Agatha’s voyage down the memory lane begins in her little mud-brick “house” in Nimrud (as I am sure most of you know, she actively participated in some of the archeological work uncovering the ruins of ancient Mesopotamia)... I cant but wonder what she would say of the current state of affairs in Iraq.

Polypro 18 January 2020 15:14

1 Attachment(s)
Finishing it up. Big.Brass.Balls. the lot of them.

TX teacher 4 February 2020 23:06

Been working on a new book the past few weeks, "Waffen SS" by Adrian Gilbert. I'm up to Operation Barbarossa and it's been a pretty good, neutral read.

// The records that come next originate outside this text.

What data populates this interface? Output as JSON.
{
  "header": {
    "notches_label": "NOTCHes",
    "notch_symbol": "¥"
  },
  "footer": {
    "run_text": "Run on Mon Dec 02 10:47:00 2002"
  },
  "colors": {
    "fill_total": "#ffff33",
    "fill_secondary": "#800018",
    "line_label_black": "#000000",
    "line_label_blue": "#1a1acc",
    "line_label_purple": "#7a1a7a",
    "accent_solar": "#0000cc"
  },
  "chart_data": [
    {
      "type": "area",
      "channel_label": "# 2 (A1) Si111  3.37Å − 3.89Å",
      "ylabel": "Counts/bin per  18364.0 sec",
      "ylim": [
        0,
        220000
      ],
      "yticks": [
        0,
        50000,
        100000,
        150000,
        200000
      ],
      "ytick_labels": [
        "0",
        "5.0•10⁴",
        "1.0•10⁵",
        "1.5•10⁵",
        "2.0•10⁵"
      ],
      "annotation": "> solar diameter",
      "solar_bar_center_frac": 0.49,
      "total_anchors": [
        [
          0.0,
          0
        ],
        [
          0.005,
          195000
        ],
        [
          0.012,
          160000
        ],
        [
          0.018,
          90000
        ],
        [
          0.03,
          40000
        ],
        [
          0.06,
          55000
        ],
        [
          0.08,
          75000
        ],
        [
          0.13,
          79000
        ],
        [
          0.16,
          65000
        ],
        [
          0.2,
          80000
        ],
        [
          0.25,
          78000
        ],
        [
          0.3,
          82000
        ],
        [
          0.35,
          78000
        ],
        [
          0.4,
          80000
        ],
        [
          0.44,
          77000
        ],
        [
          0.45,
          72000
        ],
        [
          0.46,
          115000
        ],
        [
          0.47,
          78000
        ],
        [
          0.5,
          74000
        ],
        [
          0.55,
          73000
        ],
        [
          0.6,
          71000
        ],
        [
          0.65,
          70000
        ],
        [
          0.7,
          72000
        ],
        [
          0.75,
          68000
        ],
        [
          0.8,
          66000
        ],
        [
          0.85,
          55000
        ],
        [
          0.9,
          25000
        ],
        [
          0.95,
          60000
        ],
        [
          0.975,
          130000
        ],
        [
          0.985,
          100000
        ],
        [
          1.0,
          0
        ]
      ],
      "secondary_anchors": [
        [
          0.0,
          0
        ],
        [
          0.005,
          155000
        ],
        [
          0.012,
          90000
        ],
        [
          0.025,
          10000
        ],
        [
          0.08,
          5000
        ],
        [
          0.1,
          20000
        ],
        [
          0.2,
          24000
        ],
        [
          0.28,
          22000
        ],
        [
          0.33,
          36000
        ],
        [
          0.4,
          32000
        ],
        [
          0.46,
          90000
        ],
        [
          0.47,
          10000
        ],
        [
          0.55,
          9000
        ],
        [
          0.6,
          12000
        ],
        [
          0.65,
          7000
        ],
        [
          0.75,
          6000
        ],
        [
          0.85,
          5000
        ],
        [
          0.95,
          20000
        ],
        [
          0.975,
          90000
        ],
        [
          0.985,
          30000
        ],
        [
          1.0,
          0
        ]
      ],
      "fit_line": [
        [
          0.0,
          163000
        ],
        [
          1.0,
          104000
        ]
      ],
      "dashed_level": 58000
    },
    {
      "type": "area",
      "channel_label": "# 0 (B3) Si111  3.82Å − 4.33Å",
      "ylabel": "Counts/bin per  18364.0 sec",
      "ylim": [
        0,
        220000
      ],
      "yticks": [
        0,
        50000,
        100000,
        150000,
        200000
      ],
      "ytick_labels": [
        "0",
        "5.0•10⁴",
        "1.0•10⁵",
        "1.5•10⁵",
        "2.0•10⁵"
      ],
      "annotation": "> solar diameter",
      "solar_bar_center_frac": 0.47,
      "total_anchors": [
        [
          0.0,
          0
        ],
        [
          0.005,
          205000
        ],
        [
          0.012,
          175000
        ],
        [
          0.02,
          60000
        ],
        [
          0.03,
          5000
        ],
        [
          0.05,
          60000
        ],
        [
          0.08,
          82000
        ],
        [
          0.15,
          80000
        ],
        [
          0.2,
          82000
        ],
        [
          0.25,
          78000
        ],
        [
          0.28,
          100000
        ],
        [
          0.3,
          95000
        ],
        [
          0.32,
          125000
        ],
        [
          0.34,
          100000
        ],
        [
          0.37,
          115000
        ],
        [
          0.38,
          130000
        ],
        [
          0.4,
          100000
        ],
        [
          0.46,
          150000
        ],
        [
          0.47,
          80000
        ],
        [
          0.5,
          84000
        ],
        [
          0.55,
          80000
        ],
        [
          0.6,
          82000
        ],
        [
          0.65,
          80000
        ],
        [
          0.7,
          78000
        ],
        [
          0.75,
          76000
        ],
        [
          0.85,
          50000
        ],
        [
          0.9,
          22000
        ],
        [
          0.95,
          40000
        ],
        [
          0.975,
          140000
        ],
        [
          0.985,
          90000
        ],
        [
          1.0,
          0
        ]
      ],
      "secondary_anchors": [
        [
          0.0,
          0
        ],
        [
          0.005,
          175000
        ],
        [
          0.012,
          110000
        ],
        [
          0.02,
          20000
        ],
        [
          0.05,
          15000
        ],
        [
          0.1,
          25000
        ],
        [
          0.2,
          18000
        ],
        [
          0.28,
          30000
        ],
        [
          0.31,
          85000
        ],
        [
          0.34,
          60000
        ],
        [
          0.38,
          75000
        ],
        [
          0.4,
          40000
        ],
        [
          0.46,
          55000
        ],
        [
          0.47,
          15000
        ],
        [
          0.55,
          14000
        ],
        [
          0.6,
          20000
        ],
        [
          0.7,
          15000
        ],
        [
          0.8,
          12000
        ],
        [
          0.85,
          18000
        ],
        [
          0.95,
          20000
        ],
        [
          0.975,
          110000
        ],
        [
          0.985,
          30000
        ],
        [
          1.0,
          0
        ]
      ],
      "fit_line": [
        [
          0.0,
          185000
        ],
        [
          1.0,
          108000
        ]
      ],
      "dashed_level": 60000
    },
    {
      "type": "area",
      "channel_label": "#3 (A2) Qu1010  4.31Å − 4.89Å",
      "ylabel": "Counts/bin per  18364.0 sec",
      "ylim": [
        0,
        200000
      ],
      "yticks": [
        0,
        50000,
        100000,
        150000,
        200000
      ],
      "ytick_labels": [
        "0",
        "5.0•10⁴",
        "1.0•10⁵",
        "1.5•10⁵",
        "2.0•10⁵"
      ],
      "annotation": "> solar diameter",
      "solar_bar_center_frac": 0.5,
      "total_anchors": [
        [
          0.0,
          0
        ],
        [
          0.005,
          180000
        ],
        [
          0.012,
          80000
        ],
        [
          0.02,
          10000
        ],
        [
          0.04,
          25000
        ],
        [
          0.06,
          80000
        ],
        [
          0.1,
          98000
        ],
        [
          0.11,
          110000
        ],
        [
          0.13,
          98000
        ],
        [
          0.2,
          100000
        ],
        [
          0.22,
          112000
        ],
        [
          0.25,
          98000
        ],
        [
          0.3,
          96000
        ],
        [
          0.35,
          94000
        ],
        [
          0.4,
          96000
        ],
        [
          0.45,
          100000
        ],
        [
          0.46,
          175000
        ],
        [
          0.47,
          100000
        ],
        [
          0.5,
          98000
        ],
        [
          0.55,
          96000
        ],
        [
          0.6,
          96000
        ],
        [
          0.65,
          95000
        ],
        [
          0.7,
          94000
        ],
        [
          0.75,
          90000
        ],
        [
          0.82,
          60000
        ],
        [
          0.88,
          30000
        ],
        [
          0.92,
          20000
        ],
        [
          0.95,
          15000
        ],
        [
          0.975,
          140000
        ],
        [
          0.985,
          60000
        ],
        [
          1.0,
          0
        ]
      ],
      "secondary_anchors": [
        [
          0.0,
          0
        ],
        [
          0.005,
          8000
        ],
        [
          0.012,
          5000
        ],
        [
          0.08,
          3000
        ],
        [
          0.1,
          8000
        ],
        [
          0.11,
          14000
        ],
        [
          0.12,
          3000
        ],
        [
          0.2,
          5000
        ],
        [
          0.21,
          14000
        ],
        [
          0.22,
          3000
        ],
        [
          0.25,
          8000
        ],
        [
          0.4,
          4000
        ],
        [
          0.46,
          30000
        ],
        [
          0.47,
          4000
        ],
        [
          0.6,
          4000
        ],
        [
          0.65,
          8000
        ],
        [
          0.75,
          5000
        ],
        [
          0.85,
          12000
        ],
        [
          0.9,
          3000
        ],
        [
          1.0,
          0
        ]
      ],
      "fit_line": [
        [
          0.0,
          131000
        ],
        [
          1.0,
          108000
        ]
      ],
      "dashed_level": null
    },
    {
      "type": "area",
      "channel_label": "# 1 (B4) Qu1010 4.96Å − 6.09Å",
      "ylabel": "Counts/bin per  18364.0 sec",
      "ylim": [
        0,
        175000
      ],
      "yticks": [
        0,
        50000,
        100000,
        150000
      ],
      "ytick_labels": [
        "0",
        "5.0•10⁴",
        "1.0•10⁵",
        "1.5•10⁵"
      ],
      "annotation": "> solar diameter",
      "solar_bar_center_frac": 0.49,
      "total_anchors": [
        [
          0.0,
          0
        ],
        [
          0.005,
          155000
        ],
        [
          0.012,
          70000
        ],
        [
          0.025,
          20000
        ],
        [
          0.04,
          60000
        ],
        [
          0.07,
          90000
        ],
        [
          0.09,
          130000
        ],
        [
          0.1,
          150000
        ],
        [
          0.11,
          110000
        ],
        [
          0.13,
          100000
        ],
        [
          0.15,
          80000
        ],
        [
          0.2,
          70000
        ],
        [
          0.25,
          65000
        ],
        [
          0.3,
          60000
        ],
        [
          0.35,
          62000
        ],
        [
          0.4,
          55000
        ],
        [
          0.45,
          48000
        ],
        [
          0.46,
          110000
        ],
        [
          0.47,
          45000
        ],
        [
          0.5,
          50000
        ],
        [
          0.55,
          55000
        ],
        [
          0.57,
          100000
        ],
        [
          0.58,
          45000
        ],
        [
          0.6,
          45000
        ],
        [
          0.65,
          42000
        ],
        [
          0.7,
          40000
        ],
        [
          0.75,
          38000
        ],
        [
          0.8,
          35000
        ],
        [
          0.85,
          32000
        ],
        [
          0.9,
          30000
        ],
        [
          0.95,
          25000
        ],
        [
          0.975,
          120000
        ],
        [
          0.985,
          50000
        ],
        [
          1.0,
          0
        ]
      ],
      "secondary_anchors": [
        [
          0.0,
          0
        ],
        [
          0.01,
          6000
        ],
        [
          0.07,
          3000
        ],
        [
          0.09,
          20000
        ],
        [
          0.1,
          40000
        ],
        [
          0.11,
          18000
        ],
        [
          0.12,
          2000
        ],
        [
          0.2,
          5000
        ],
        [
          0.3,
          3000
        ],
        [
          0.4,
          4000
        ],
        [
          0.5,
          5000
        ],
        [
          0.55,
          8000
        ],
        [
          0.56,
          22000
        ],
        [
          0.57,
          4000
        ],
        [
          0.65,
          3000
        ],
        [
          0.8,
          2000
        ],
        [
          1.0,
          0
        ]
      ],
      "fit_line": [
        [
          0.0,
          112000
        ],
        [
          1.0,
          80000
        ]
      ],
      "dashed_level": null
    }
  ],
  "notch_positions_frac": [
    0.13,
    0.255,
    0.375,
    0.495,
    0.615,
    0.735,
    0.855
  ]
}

He does paint them as war criminals, while at the same time explaining their role when functioning with the army. He doesn't apologize for their actions, but does explain the Wehrmacht was also guilty, although on a much smaller scale of war crimes. He also gets into the politics of the origin, the role with the SA, and like I said their role within the army as well.

Good read for WWII buffs.

Fire-Gunner 7 February 2020 15:24

"A World Slowed", by Rick Tippins.
Excellent book, written by a friend of mine, about survival after a solar flare/EMP event.

CAP MARINE 11 February 2020 12:11

Not a book, but a LE course on PTSD(CLEET-Okla)

Armitage12 11 February 2020 13:43

Ian T. Brown, A New Conception of War: John Boyd, the U.S. Marines, and Maneuver Warfare. Looked interesting.

J.P.26 11 February 2020 22:01

"A History of the English Speaking Peoples" by Winston Churchill

Armitage12 11 February 2020 23:29

That’s a good set to read. It will show you how to write well.

Xdeth 12 February 2020 00:04

"Grant" by Ron Chernow, still chipping away at this one.

bounceandburst 14 February 2020 22:46

Night of The Silver Stars.. The Battle of Lang Vei.

IronCross 15 February 2020 01:36

Rich Dad Poor Dad. by Robert Kiyosaki.